Figure 3. Electropherogram of an on-chip separation bodipy and fluorescein. The distance between detector and injector is 2 mm. The images were collected at the rate of 25 Hz with 5 ms shutter exposure time. Detection spot size (integrated on the CCD chip) was 100 m2. The first peak represents bodipy and is followed by fluorescein peak with an SNR of 61.3.

References

  1. Molho, J.I., A.E. Herr, B.P. Mosier, J.G. Santiago, T.W. Kenny, R.A. Brennen, G.B. Gordon, B. Mohammadi, "Optimization of Turn Geometries for On-Chip Electrophoresis," Analytical Chemistry, Vol. 73, No. 6, pp. 1350-1360, 2001.
  2. Bharadwaj, R., J.G. Santiago, and B. Mohammadi, "Design and Optimization of On-Chip Capillary Electrophoresis," Electrophoresis, Vol. 23, pp. 2729-2744, 2002.

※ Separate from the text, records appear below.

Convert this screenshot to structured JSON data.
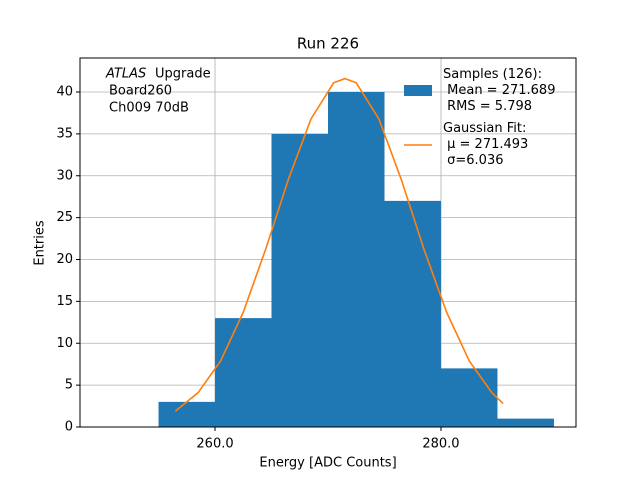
{
  "chart_data": {
    "type": "histogram",
    "title": "Run 226",
    "xlabel": "Energy [ADC Counts]",
    "ylabel": "Entries",
    "annotation": [
      "ATLAS",
      "Upgrade",
      "Board260",
      "Ch009 70dB"
    ],
    "xlim": [
      248.05,
      291.95
    ],
    "ylim": [
      0,
      44.06
    ],
    "xticks": [
      {
        "value": 260,
        "label": "260.0"
      },
      {
        "value": 280,
        "label": "280.0"
      }
    ],
    "yticks": [
      0,
      5,
      10,
      15,
      20,
      25,
      30,
      35,
      40
    ],
    "grid": true,
    "legend": "upper right",
    "series": [
      {
        "type": "histogram",
        "name": "Samples (126):\n Mean = 271.689\n RMS = 5.798",
        "color": "#1f77b4",
        "bins": [
          255,
          260,
          265,
          270,
          275,
          280,
          285,
          290
        ],
        "values": [
          3,
          13,
          35,
          40,
          27,
          7,
          1
        ]
      },
      {
        "type": "line",
        "name": "Gaussian Fit:\n μ = 271.493\n σ=6.036",
        "color": "#ff7f0e",
        "x": [
          256.5,
          258.5,
          260.5,
          262.5,
          264.5,
          266.5,
          268.5,
          270.5,
          271.5,
          272.5,
          274.5,
          276.5,
          278.5,
          280.5,
          282.5,
          284.5,
          285.5
        ],
        "values": [
          1.9,
          4.1,
          7.9,
          13.7,
          21.3,
          29.6,
          36.8,
          41.1,
          41.6,
          41.1,
          36.8,
          29.5,
          21.2,
          13.7,
          7.9,
          4.1,
          2.8
        ]
      }
    ]
  }
}
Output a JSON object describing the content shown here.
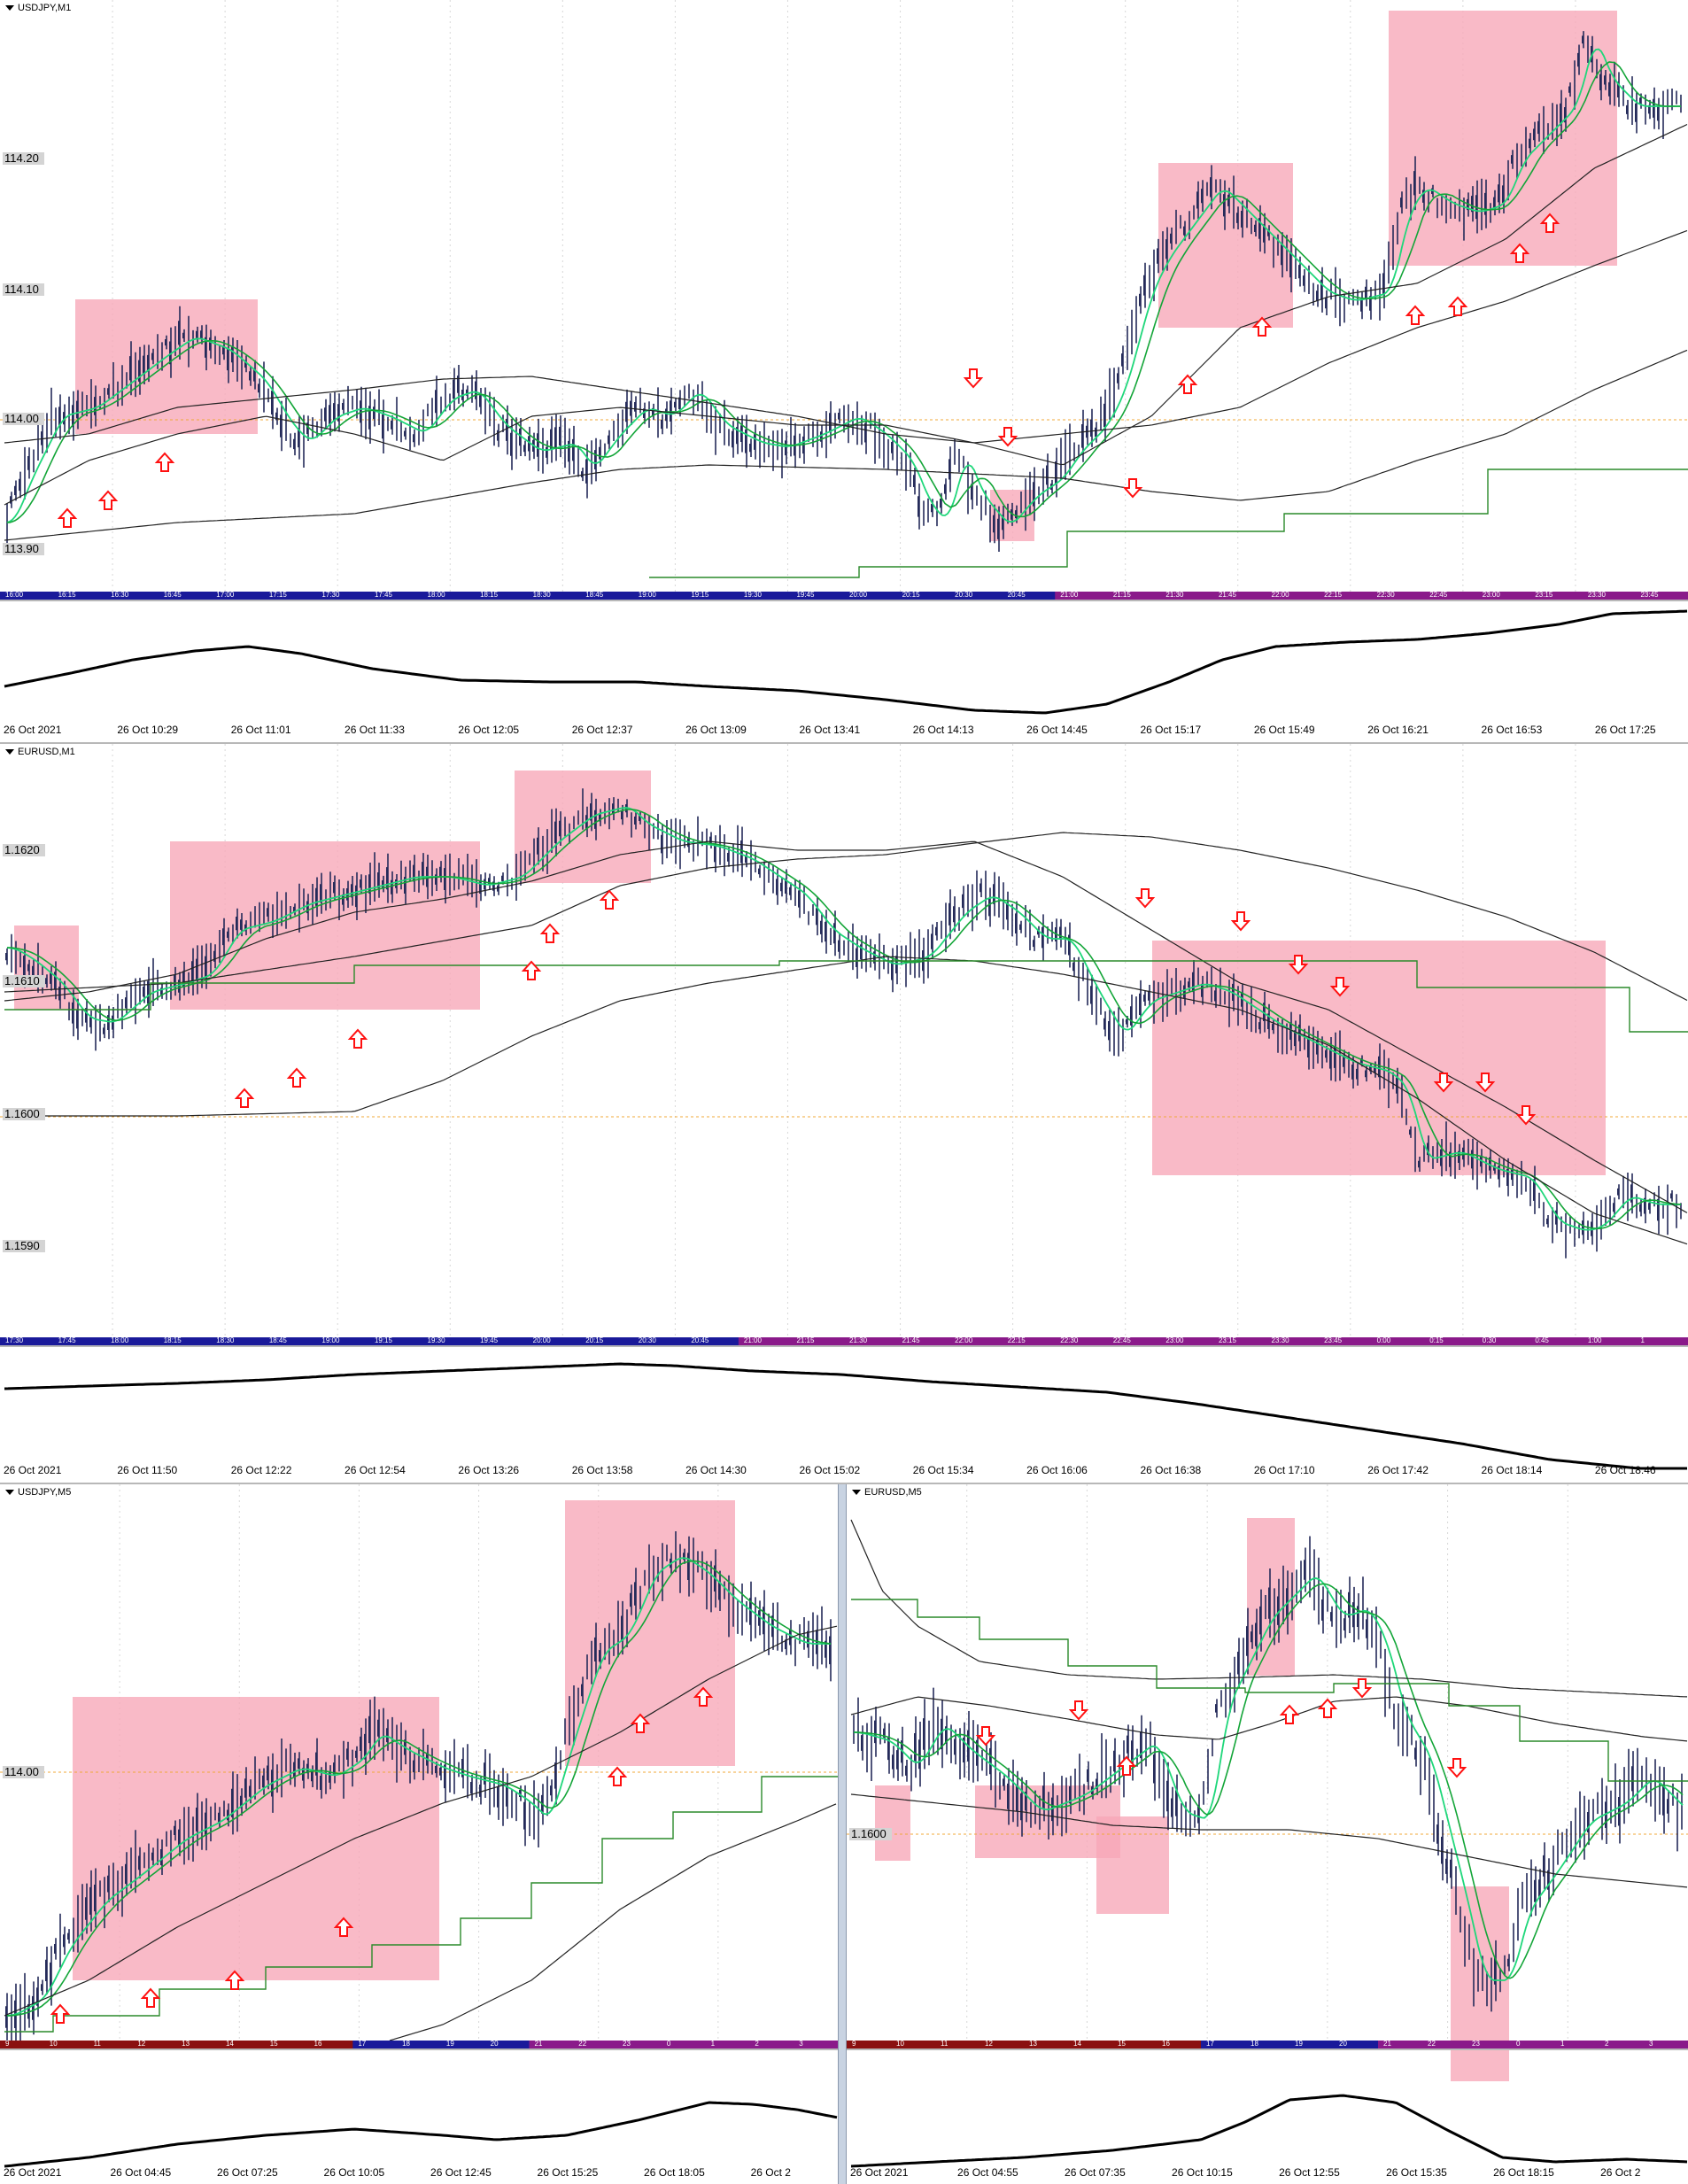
{
  "colors": {
    "candle": "#252b5a",
    "ma_fast": "#1fd77a",
    "ma_mid": "#13a538",
    "ma_slow": "#222222",
    "step_line": "#2a8a2a",
    "zone": "#f7a6b7",
    "arrow": "#ff1010",
    "level_line": "#f0a83a",
    "osc": "#000000",
    "session_bar_blue": "#1a1a9a",
    "session_bar_purple": "#8a1a8a",
    "session_bar_red": "#8a1010",
    "session_bar_green": "#1a7a1a"
  },
  "panels": [
    {
      "id": "usdjpy-m1",
      "title": "USDJPY,M1",
      "price_labels": [
        "114.20",
        "114.10",
        "114.00",
        "113.90"
      ],
      "session_times": [
        "16:00",
        "16:15",
        "16:30",
        "16:45",
        "17:00",
        "17:15",
        "17:30",
        "17:45",
        "18:00",
        "18:15",
        "18:30",
        "18:45",
        "19:00",
        "19:15",
        "19:30",
        "19:45",
        "20:00",
        "20:15",
        "20:30",
        "20:45",
        "21:00",
        "21:15",
        "21:30",
        "21:45",
        "22:00",
        "22:15",
        "22:30",
        "22:45",
        "23:00",
        "23:15",
        "23:30",
        "23:45"
      ],
      "time_ticks": [
        "26 Oct 2021",
        "26 Oct 10:29",
        "26 Oct 11:01",
        "26 Oct 11:33",
        "26 Oct 12:05",
        "26 Oct 12:37",
        "26 Oct 13:09",
        "26 Oct 13:41",
        "26 Oct 14:13",
        "26 Oct 14:45",
        "26 Oct 15:17",
        "26 Oct 15:49",
        "26 Oct 16:21",
        "26 Oct 16:53",
        "26 Oct 17:25"
      ]
    },
    {
      "id": "eurusd-m1",
      "title": "EURUSD,M1",
      "price_labels": [
        "1.1620",
        "1.1610",
        "1.1600",
        "1.1590"
      ],
      "session_times": [
        "17:30",
        "17:45",
        "18:00",
        "18:15",
        "18:30",
        "18:45",
        "19:00",
        "19:15",
        "19:30",
        "19:45",
        "20:00",
        "20:15",
        "20:30",
        "20:45",
        "21:00",
        "21:15",
        "21:30",
        "21:45",
        "22:00",
        "22:15",
        "22:30",
        "22:45",
        "23:00",
        "23:15",
        "23:30",
        "23:45",
        "0:00",
        "0:15",
        "0:30",
        "0:45",
        "1:00",
        "1"
      ],
      "time_ticks": [
        "26 Oct 2021",
        "26 Oct 11:50",
        "26 Oct 12:22",
        "26 Oct 12:54",
        "26 Oct 13:26",
        "26 Oct 13:58",
        "26 Oct 14:30",
        "26 Oct 15:02",
        "26 Oct 15:34",
        "26 Oct 16:06",
        "26 Oct 16:38",
        "26 Oct 17:10",
        "26 Oct 17:42",
        "26 Oct 18:14",
        "26 Oct 18:46"
      ]
    },
    {
      "id": "usdjpy-m5",
      "title": "USDJPY,M5",
      "price_labels": [
        "114.00"
      ],
      "session_times": [
        "9",
        "10",
        "11",
        "12",
        "13",
        "14",
        "15",
        "16",
        "17",
        "18",
        "19",
        "20",
        "21",
        "22",
        "23",
        "0",
        "1",
        "2",
        "3"
      ],
      "time_ticks": [
        "26 Oct 2021",
        "26 Oct 04:45",
        "26 Oct 07:25",
        "26 Oct 10:05",
        "26 Oct 12:45",
        "26 Oct 15:25",
        "26 Oct 18:05",
        "26 Oct 2"
      ]
    },
    {
      "id": "eurusd-m5",
      "title": "EURUSD,M5",
      "price_labels": [
        "1.1600"
      ],
      "session_times": [
        "9",
        "10",
        "11",
        "12",
        "13",
        "14",
        "15",
        "16",
        "17",
        "18",
        "19",
        "20",
        "21",
        "22",
        "23",
        "0",
        "1",
        "2",
        "3"
      ],
      "time_ticks": [
        "26 Oct 2021",
        "26 Oct 04:55",
        "26 Oct 07:35",
        "26 Oct 10:15",
        "26 Oct 12:55",
        "26 Oct 15:35",
        "26 Oct 18:15",
        "26 Oct 2"
      ]
    }
  ]
}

  3. Chen, C.-H., H. Lin, J.G. Santiago, and S. Lele, "Analysis of Convective Electrokinetic Flow Instabilities," to be submitted to Journal of Fluid Mechanics, 2003.
  4. Jung, B., R. Bharadwaj, and J.G. Santiago, "Thousand-Fold Signal Increase using Field Amplified Sample Stacking for On-Chip Electrophoresis," Vol. 24, No. 21, Electrophoresis, 2003.
  5. Bharadwaj R. and J.G. Santiago, "On-chip field amplified sample stacking under suppressed electrosomotic flow conditions," to be presented at the 7th International Conference on Miniaturized Chemical and BioChemical Analysis Systems, Squaw Valley, US.
  6. Bharadwaj, R. and J.G. Santiago, "The Dynamics and Efficiency of Field Amplified Sample Stacking," to be submitted, 2003.